Can cows cope with all this sugar, salt and monosodium glutamate? Well, clearly the authorities think they can – or do they care if they can or cannot? At the end of the day they are there to feed humans.
So it all goes in – the tag, the coloured plastic bag and the yeast-based bread, plus chemicals to stop the fermentation process whilst in storage.
The Daily Nation explains what happens when an animal eats a plastic bag.
Cows are fed the whole lot. What is more alarming is that this is a yeast-based product. Often farmers do not have proper containers to store bread crumbs, so when heat is applied from the sun, the yeast restarts the fermentation process and the crumbs start to bake. BUT don’t worry the clever scientists have come up with a solution.
Is it the next mad cow disease or foot and mouth?
Well, who knows? I am sure DEFRA and the FSA will have put their scientists onto this and would have cleared the activity. Please remember DEFRA and FSA were in charge when CJD/Mad Cow disease and foot and mouth existed – but it still happened.
We then drink the milk after the cow has been fed bread – and more importantly the plastic containing chemicals.

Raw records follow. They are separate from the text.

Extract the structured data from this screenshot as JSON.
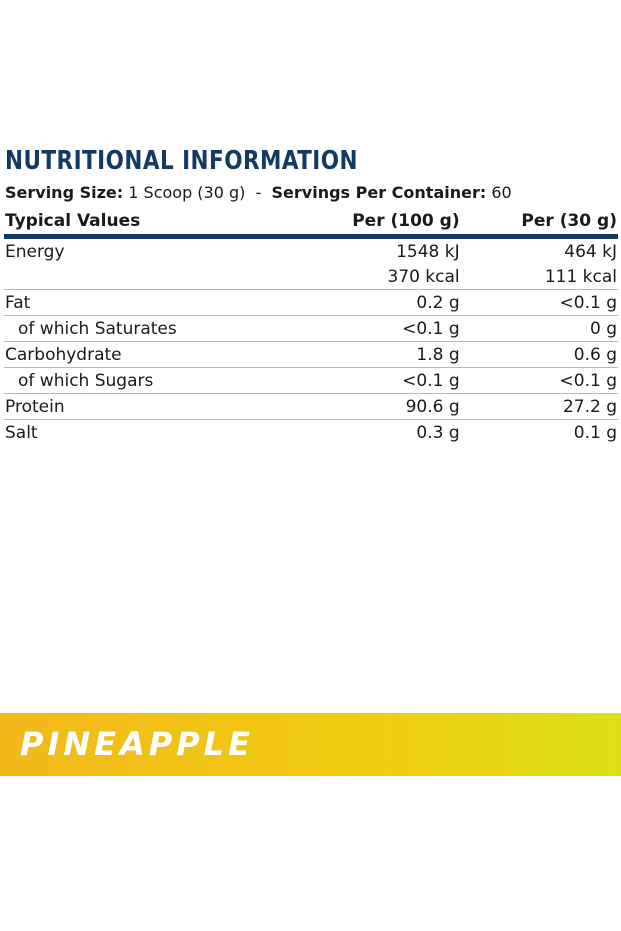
{
  "header": {
    "title": "NUTRITIONAL INFORMATION"
  },
  "serving": {
    "size_label": "Serving Size:",
    "size_value": "1 Scoop (30 g)",
    "separator": "-",
    "servings_label": "Servings Per Container:",
    "servings_value": "60"
  },
  "table": {
    "columns": [
      "Typical Values",
      "Per (100 g)",
      "Per (30 g)"
    ],
    "rows": [
      [
        "Energy",
        "1548 kJ",
        "464 kJ"
      ],
      [
        "",
        "370 kcal",
        "111 kcal"
      ],
      [
        "Fat",
        "0.2 g",
        "<0.1 g"
      ],
      [
        "of which Saturates",
        "<0.1 g",
        "0 g"
      ],
      [
        "Carbohydrate",
        "1.8 g",
        "0.6 g"
      ],
      [
        "of which Sugars",
        "<0.1 g",
        "<0.1 g"
      ],
      [
        "Protein",
        "90.6 g",
        "27.2 g"
      ],
      [
        "Salt",
        "0.3 g",
        "0.1 g"
      ]
    ]
  },
  "banner": {
    "label": "PINEAPPLE"
  }
}
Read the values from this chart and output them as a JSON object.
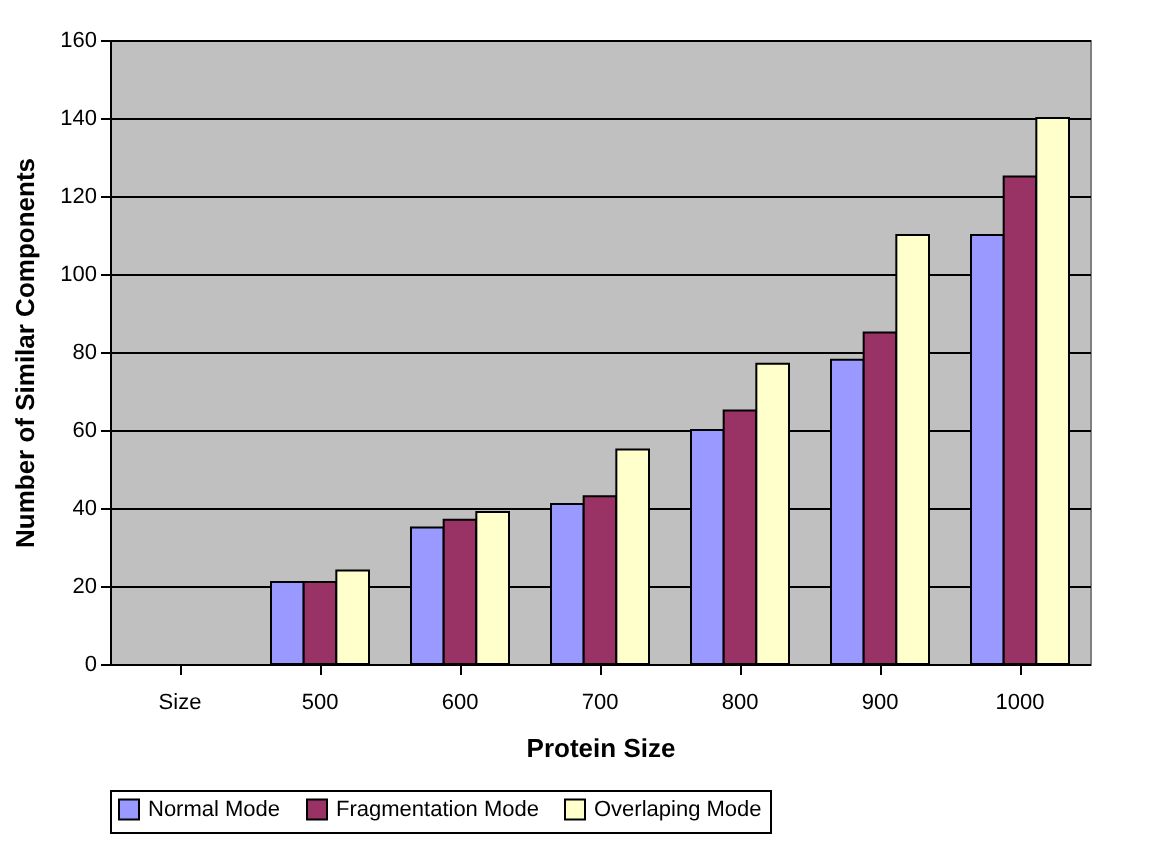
{
  "chart_data": {
    "type": "bar",
    "xlabel": "Protein Size",
    "ylabel": "Number of Similar Components",
    "categories": [
      "Size",
      "500",
      "600",
      "700",
      "800",
      "900",
      "1000"
    ],
    "series": [
      {
        "name": "Normal Mode",
        "color": "#9999ff",
        "values": [
          null,
          21,
          35,
          41,
          60,
          78,
          110
        ]
      },
      {
        "name": "Fragmentation Mode",
        "color": "#993366",
        "values": [
          null,
          21,
          37,
          43,
          65,
          85,
          125
        ]
      },
      {
        "name": "Overlaping Mode",
        "color": "#ffffcc",
        "values": [
          null,
          24,
          39,
          55,
          77,
          110,
          140
        ]
      }
    ],
    "ylim": [
      0,
      160
    ],
    "yticks": [
      0,
      20,
      40,
      60,
      80,
      100,
      120,
      140,
      160
    ],
    "grid": "y",
    "legend": "bottom"
  }
}
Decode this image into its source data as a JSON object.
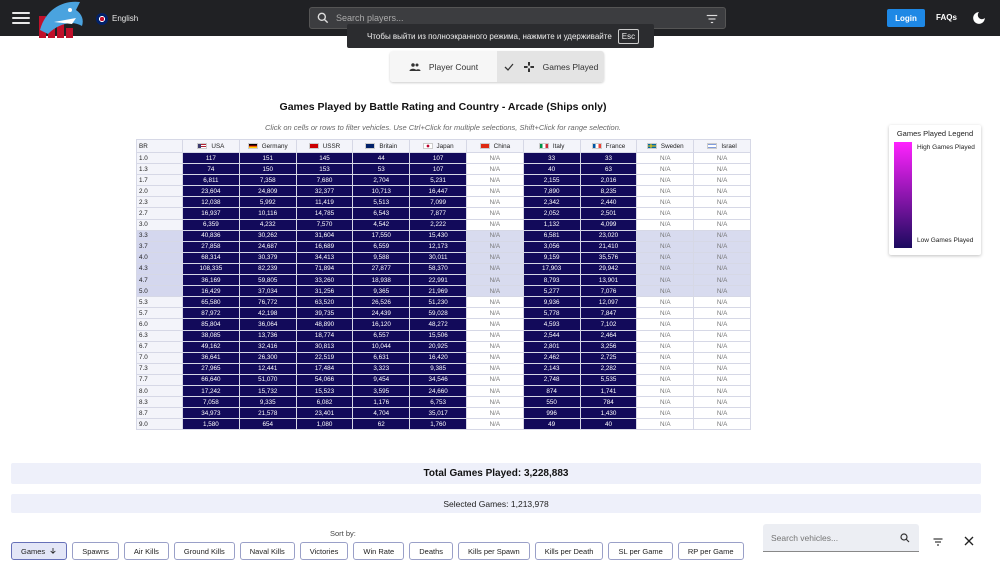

So, do we really know what the chemical composition of this milk is, when cows are been fed stale bread laced with chemicals. They show the good side of reusing food but the negative is feeding a cow plastic, bread, pastries laced with chemicals. But the worry is that we then drink the milk or eat the flesh.
Because we have busy lives.
Everyone is busy these days trying to make a living, bring up a family, and get on. Nobody has the time or inclination to start scrutinising food manufacturing until of course things go wrong. Only in articles like this or a virus like Covid-19 do we take interest and say; this isn’t right.
How would you feel if you were forced to eat a bag and tag and stale bread because it’s cheap?
Once again, the powers that be are allowing farmers and the retail industry to abuse animals for their own greed. History always tells us that it takes years before problems occur and never in the short term.
What can we do?
Most normal people would say that it’s good to use waste human products – but first and foremost is there any long-term harm to the animals we feed it to?
Or, when we have added all these chemicals to make it storable and reusable do these chemicals hurt the animal in the long term?
Or, more importantly, do any of these chemical pass to humans, and what are the long term effects of us drinking milk or eating meat from cows fed on bread and more importantly these chemicals?
• Eat only organic food and milk or better still drink organic oat milk
• Try a non-milk product with your cereals and reduce your milk intake
• Help humans to stop intensive farming by sharing articles like this with others
YouDrive thinks…
It’s a balancing act we guess – we have to feed the animals and we want to reuse food that would otherwise be wasted, BUT (especially at a time like this!) we wonder if we are contributing to the next major health issue.
It’s certainly safer to eat organic food if we can.